DIREITO AO SILÊNCIO PARCIAL - Existe no Brasil? (explicação completa)
julho 26, 2022O direito ao silêncio é consagrado na Constituição Federal, em seu artigo 5º, inciso LXIII, tendo vínculo direto com o princípio da não autoincriminação, ou seja, ninguém é obrigado a produzir provas contra si mesmo (nemo tenetur se detegere). O interrogatório do acusado (em fase administrativa ou não), é o momento em que ele pode utilizar desse direito e tal ato tem natureza jurídica como ato de defesa, especificadamente como o exercício direto da autodefesa. E para que esse interrogatório seja realizado dentro dos padrões legais o acusado deve ser advertido da possibilidade de permanecer em silêncio, além, é claro, de seu direito de ser assistido por advogado, mas, afinal, ele pode responder apenas as perguntas do seu advogado(a)?
Lembram-se do famoso aviso que vemos em séries de TV que os policiais americanos fazem as pessoas que estão sendo presas? Eles dizem: “Você tem o direito de permanecer calado e tudo o que disser poderá ser utilizado contra você no tribunal”. Pois então, aquilo é chamado de Miranda Rights ou, de forma traduzida, Aviso de Miranda (clique aqui para ler sobre). Ele começou a ser utilizado após o julgamento do caso Miranda versus Arizona (1966), eis que Ernesto Miranda teve sua condenação anulada por ter sido interrogado por duas horas sem que se tivesse feito o aviso de seu direito constitucional ao silêncio. No início, esse julgado não estava sendo devidamente cumprido pelas forças policiais, entretanto, quando as condenações foram sendo anuladas em razão de sua ausência, a prática se tornou regra nas instituições.
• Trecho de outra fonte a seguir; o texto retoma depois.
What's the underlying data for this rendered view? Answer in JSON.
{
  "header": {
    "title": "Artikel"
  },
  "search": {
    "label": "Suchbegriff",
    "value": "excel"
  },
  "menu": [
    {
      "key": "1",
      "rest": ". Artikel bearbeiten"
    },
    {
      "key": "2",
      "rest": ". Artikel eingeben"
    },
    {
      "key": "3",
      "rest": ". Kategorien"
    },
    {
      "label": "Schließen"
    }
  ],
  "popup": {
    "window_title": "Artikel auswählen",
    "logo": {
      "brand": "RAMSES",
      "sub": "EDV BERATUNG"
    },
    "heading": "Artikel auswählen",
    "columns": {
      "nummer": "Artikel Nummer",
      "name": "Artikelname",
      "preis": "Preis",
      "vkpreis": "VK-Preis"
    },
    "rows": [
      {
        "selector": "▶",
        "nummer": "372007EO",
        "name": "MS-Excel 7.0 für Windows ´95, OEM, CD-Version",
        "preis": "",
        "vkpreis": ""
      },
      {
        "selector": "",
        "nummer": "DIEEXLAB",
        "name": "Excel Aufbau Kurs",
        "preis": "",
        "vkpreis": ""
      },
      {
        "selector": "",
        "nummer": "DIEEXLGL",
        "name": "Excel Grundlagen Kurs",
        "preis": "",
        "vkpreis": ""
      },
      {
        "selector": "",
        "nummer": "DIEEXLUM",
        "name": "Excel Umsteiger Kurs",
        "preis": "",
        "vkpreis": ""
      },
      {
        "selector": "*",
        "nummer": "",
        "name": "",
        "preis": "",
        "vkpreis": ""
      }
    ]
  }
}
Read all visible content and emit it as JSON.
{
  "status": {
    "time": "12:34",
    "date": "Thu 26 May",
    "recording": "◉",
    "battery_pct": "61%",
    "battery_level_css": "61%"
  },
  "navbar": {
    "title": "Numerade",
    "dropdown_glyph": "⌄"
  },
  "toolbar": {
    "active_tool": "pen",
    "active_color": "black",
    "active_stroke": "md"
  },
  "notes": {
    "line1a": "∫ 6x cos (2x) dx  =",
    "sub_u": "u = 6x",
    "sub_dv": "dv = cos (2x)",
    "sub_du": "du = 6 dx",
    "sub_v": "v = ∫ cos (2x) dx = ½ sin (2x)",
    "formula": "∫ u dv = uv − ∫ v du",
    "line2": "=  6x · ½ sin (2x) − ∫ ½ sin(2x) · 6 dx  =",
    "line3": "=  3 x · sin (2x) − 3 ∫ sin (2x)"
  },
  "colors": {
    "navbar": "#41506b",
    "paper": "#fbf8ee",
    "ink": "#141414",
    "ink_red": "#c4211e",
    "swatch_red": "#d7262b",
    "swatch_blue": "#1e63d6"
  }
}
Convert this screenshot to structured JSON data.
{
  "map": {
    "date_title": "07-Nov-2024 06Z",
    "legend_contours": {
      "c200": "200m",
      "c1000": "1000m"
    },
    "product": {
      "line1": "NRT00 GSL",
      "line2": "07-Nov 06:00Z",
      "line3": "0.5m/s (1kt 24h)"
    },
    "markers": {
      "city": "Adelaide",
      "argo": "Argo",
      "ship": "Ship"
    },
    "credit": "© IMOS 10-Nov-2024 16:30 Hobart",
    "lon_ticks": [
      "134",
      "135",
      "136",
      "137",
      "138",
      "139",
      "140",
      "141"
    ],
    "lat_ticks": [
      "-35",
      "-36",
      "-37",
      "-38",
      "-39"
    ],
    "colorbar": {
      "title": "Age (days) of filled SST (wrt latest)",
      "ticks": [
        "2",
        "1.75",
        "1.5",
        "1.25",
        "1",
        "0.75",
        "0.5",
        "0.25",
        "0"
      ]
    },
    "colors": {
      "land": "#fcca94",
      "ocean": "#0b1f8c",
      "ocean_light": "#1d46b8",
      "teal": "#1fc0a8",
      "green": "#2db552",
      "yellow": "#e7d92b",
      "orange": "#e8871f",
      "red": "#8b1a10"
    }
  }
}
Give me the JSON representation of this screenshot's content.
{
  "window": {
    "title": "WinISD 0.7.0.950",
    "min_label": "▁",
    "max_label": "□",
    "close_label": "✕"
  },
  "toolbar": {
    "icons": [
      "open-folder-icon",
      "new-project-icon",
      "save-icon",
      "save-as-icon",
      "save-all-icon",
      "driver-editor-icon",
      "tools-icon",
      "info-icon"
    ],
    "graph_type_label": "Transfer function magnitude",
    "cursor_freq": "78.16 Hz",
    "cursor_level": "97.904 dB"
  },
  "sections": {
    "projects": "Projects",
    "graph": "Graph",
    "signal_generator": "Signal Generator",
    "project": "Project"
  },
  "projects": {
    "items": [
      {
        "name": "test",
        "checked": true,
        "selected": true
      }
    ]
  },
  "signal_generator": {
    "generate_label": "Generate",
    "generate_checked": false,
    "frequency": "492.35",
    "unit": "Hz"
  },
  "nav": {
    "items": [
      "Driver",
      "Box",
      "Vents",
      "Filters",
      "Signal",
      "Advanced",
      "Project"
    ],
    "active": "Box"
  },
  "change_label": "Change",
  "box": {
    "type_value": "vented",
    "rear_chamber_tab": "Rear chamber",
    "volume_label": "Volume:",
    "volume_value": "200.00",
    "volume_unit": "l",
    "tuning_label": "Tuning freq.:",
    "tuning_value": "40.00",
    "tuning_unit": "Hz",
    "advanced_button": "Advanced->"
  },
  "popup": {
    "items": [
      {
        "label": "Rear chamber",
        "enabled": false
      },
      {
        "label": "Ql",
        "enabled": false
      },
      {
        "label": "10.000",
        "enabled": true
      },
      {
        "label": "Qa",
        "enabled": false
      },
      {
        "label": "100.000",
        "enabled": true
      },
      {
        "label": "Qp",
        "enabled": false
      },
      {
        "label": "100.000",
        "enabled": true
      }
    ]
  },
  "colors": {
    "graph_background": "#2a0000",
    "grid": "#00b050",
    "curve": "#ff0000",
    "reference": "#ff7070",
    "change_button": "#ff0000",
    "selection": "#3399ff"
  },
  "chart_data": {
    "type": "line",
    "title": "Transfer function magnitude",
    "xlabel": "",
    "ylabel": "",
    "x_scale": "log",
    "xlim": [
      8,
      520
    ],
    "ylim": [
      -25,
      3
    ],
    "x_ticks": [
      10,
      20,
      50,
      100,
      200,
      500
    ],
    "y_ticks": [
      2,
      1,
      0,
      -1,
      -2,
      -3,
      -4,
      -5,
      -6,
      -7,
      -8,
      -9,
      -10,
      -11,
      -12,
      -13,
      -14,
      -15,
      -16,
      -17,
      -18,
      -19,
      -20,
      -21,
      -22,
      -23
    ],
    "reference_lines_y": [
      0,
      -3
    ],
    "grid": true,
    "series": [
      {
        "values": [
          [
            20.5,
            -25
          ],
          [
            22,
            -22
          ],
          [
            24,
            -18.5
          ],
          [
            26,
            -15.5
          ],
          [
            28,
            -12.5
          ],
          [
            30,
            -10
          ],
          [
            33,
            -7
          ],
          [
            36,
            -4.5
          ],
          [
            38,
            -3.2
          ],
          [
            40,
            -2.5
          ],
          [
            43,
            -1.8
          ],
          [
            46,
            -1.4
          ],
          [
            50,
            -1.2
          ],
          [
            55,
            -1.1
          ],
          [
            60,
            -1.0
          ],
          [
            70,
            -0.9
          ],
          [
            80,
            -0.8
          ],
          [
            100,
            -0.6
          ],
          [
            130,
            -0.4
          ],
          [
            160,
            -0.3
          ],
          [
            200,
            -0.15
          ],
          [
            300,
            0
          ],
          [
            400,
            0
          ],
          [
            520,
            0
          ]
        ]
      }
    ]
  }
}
Isso significa dizer que o direito ao silêncio encontra total relevância e proteção em estados democráticos. Assim, especialmente em fase judicial, iniciou-se o debate de a possibilidade de o acusado responder somente as perguntas de sua defesa. Pense comigo, se ele poderia silenciar sobre tudo, tendo o interrogatório natureza jurídica de meio de defesa, porque não poderia silenciar parcialmente? Seria como aplicar um bordão conhecido, pelo simples raciocínio lógico: quem pode mais, pode menos. Mas, nem todos os julgadores pensam assim.
Diversos juízos de 1º Grau quando confrontados com o pedido do acusado de responder somente as perguntas de sua defesa apresentam contrariedade e não abrem a palavra para a Defesa, afirmando que ou o acusado responde a todos ou a ninguém, se tendo notícia e muitos que encerram o ato e prosseguem com as diligências finais e encerramento da instrução processual.
Por essa razão, esse debate chegou até as Cortes Superiores, e tomou especial notoriedade através do Habeas Corpus 688.748 do Superior Tribunal de Justiça, quando o Ministro Joel Ilan Paciornik, determinou que fosse refeito o interrogatório do réu, podendo este exercer o silêncio seletivo, apontando e sua decisão que outros casos semelhantes já haviam sido julgados pela corte no mesmo sentido pelo Ministro Fux e pelo Desembargador convocado Jesuíno Rissato.
No Superior Tribunal de Justiça, em 05 de abril de 2022, por meio do Habeas Corpus n.º 703.978, sobreveio decisão colegiada sobre o tema, tendo como relator o Ministro Olindo Menezes, sedimentando o posicionamento favorável ao réu, apontando que este poderia responder somente sua defesa, perguntas específicas de cada um dos questionadores entre outros métodos, utilizando-se do que melhor for estrategicamente para sua defesa, sempre considerando a natureza jurídica como meio de defesa.
Além das questões lógicas que englobam o direito ao silêncio, necessário também analisar a redação do artigo 186 do Código de Processo Penal, eis que este sustenta que: “[...] o acusado será informado pelo juiz, antes de iniciar o interrogatório, do seu direito de permanecer calado e de não responder perguntas que lhe forem formuladas”, ao dizer, na letra fria da lei, que este pode selecionar as perguntas que deseja responder dá ao acusado o direito ao silêncio parcial taxativamente.
Portanto o acusado tem o direito de responder somente as perguntas de sua defesa, se essa for a melhor estratégia para o caso. Importante lembrar que todo caso deve ser analisado individualmente para saber qual a melhor atitude para o interrogatório do acusado.